Species Interactions in a Parasite Community Drive Infection Risk in a Wildlife Population

567

Citations

14

References

2010

Year

TLDR

Hosts frequently carry multiple parasites, prompting the question of whether coinfection patterns arise from inter‑species effects or host‑specific differences. The study analyzed longitudinal data from individual hosts to quantify how co‑infecting parasites influence each other's infection risk, revealing strong positive and negative interactions. Even after controlling for host susceptibility and exposure, parasite‑community effects explain more variation in infection risk than host or environmental factors, highlighting the danger of misinterpreting data when parasites are studied in isolation.

Abstract

Most hosts, including humans, are simultaneously or sequentially infected with several parasites. A key question is whether patterns of coinfection arise because infection by one parasite species affects susceptibility to others or because of inherent differences between hosts.
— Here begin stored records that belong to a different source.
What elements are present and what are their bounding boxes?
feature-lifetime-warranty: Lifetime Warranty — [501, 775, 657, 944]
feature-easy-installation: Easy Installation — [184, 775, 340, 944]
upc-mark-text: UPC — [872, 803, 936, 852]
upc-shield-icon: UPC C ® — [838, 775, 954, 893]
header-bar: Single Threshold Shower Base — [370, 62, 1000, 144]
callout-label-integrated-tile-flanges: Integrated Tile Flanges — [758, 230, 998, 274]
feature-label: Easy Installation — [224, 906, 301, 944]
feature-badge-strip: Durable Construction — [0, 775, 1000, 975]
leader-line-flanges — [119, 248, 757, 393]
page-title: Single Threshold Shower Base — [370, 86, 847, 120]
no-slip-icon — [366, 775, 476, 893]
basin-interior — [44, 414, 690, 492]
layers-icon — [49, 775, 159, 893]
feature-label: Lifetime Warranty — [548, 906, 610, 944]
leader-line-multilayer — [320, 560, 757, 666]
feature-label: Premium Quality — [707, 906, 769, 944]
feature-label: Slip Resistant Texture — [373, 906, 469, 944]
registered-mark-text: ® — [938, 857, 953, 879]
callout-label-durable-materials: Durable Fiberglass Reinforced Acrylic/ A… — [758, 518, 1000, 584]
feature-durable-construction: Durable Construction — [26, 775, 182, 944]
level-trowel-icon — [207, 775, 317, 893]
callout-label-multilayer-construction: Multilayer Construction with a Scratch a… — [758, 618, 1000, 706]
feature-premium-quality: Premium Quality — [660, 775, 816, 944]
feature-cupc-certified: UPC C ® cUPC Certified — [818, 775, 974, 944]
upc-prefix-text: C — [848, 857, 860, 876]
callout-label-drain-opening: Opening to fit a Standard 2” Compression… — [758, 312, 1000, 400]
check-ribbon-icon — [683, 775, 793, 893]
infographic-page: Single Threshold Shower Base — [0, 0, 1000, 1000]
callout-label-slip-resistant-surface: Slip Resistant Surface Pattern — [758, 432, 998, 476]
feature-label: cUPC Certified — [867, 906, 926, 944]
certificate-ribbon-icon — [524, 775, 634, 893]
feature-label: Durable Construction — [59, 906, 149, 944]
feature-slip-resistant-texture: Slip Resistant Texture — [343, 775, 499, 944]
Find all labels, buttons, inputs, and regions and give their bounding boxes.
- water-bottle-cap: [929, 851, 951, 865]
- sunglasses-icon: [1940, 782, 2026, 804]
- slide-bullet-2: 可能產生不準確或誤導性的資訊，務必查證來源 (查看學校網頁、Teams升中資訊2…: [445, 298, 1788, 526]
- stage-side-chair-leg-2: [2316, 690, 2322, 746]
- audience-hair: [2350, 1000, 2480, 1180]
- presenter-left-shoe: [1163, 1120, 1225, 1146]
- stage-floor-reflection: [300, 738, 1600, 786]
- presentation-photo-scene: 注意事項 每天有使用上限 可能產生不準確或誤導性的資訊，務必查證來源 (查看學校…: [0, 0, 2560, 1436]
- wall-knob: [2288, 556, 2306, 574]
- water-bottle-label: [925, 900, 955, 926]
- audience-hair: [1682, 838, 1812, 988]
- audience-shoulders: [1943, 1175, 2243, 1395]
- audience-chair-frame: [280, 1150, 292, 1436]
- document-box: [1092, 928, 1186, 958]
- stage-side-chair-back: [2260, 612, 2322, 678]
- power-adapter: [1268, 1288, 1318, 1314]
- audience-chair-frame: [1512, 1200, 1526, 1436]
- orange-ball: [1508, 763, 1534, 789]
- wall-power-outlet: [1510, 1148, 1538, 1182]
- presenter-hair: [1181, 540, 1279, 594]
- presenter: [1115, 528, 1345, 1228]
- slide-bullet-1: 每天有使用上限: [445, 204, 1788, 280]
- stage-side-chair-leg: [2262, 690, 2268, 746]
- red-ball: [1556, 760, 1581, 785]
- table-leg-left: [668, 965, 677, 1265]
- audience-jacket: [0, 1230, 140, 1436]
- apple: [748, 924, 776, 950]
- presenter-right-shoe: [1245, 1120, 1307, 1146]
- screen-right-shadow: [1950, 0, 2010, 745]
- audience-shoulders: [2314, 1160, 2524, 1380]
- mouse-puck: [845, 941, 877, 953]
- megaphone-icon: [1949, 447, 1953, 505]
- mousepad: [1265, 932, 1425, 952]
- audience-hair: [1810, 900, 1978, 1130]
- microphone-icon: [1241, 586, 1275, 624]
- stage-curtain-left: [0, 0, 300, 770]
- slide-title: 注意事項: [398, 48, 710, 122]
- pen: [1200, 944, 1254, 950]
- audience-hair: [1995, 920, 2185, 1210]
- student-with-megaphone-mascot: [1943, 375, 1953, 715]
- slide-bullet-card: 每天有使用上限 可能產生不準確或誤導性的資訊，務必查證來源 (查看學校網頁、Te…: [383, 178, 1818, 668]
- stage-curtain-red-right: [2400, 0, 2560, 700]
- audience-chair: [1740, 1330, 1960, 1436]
We used time-series data from individual hosts in natural populations to analyze patterns of infection risk for a microparasite community, detecting large positive and negative effects of other infections. Patterns remain once variations in host susceptibility and exposure are accounted for. Indeed, effects are typically of greater magnitude, and explain more variation in infection risk, than the effects associated with host and environmental factors more commonly considered in disease studies. We highlight the danger of mistaken inference when considering parasite species in isolation rather than parasite communities.